La maglia numero 10 ha lo stesso valore di una volta?

«Oggi non ci sono tanti campioni come anni fa. Ricordo che quando ero bambino chi aveva sulle spalle questo numero era un fuoriclasse indiscutibile. Forse la 10 oggi ha un po’ meno appeal ma io sono orgoglioso e fortunato di poter giocare con quel numero sulla mia maglietta».

La fascia di capitano che sensazioni provoca?

«Quando l’ho messa ho sentito un brivido. Ti rendi conto di avere più la responsabilità, provi una soddisfazione che con le parole non so spiegare».

Il Cagliari è più forte dell’anno scorso?

«È presto per dirlo. Sette partite sono poche per esprimere un giudizio serio. Conta poco dire se siamo più forti o meno di un anno fa, conta solo quello che faremo sul campo».

Bel colpo Pavoletti?

«L'ideale per noi. Ci aiuterà a raggiungere i nostri traguardi. Ha tanto entusiasmo».

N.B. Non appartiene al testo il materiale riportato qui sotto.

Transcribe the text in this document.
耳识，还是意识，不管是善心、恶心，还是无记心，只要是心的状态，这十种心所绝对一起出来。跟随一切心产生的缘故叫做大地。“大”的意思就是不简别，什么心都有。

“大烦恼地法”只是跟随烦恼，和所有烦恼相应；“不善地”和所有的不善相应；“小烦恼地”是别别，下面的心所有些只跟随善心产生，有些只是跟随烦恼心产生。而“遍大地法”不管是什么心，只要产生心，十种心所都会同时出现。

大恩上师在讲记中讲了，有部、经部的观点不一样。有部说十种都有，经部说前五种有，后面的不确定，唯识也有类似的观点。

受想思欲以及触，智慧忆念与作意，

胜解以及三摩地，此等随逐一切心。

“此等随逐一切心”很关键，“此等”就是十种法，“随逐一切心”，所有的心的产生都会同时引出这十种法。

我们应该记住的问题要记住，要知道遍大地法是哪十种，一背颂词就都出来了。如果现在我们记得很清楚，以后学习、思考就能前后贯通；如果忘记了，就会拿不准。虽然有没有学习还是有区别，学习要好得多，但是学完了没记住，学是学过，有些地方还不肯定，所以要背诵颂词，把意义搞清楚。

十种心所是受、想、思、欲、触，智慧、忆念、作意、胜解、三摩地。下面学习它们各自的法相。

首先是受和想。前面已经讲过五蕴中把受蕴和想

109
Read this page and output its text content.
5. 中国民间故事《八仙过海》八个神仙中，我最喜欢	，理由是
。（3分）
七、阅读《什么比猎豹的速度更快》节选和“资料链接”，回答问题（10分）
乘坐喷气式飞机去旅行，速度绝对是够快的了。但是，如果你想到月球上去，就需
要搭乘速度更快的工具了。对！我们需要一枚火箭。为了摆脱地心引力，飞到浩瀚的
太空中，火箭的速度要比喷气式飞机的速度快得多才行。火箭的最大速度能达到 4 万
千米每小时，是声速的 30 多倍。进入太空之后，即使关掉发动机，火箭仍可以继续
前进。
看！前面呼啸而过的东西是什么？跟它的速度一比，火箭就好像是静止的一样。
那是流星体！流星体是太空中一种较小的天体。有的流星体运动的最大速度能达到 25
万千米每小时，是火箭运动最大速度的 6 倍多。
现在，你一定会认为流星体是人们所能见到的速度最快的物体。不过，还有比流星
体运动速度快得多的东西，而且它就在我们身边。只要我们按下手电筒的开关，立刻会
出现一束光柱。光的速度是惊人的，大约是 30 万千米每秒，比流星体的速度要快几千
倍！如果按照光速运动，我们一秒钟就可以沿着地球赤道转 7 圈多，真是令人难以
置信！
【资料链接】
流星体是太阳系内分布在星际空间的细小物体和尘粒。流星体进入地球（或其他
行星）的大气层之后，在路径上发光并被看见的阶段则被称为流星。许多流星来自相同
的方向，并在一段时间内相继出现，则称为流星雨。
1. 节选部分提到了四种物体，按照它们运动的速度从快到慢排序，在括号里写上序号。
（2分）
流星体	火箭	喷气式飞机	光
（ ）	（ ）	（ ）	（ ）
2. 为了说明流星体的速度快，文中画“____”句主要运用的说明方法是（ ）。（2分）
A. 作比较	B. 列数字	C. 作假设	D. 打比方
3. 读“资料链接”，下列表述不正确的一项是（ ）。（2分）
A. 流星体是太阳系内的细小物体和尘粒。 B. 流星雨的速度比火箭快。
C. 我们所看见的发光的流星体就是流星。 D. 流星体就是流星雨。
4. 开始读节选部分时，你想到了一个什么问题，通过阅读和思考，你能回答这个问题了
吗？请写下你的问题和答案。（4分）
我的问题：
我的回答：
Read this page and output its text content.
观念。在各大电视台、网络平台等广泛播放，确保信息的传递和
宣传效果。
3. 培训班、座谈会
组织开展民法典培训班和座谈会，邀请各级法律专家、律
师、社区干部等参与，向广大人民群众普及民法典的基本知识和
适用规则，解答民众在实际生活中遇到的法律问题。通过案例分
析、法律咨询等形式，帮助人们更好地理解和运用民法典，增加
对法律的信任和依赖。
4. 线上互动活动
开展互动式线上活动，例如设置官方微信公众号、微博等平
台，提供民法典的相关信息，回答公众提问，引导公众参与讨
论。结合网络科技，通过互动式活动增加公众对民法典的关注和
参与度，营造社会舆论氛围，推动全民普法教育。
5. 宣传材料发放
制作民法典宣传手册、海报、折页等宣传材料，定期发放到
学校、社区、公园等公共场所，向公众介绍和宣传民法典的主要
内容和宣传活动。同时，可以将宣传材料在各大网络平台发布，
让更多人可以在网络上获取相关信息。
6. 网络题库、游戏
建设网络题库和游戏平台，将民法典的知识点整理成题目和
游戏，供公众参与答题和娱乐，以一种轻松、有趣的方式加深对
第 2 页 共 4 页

La società dice: Joao Pedro è incedibile. Le fa piacere?

«Sì, perché significa che hanno fiducia in me. Il Cagliari è contento del mio contributo alla squadra e questo mi fa moltiplicare le energie».

Ma se arrivasse in futuro un’offerta da una big italiana o europea?

«Mi piacerebbe sapere se esiste un calciatore al quale non piacerebbe giocare la Champions League o lottare per lo scudetto. Non credo. Io non penso a queste cose, so che devo fare bene qui, la mia big è il Cagliari. Non ho la sfera magica e non posso prevedere il futuro».

Il traguardo è la salvezza?

«Sì. Ma soprattutto fare meglio dell’anno scorso».

E il suo obiettivo?

«Tornare a indossare la maglia della nazionale brasiliana. È il mio sogno».

Domenica c'è il Genoa e non potete sbagliare.

«Vogliamo tornare a vincere, è fondamentale per il futuro».

Come spiega il blackout dopo la vittoria a Ferrara?

«Un po' la stanchezza, un po' colpa nostra e un po' di sfortuna. Ai tifosi dico di non essere pessimisti e aiutarci».

I tifosi vogliono realizzare una statua per Gigi Riva. Qual è il suo pensiero?

«Un'idea bellissima. Condivido quanto ho sentito nei giorni scorsi, Gigi merita di stare sul piedistallo. Ho avuto la fortuna di conoscerlo, stringergli la mano. Mi ha colpito la sua umiltà. Quando l'ho raccontato a mio padre, lui mi ha detto che Riva è stato un campionissimo, uno degli attaccanti più forti del mondo. Parla la sua storia, poteva giocare con i club più importanti, guadagnare cifre esorbitanti, ma ha scelto di restare a Cagliari. Un grande».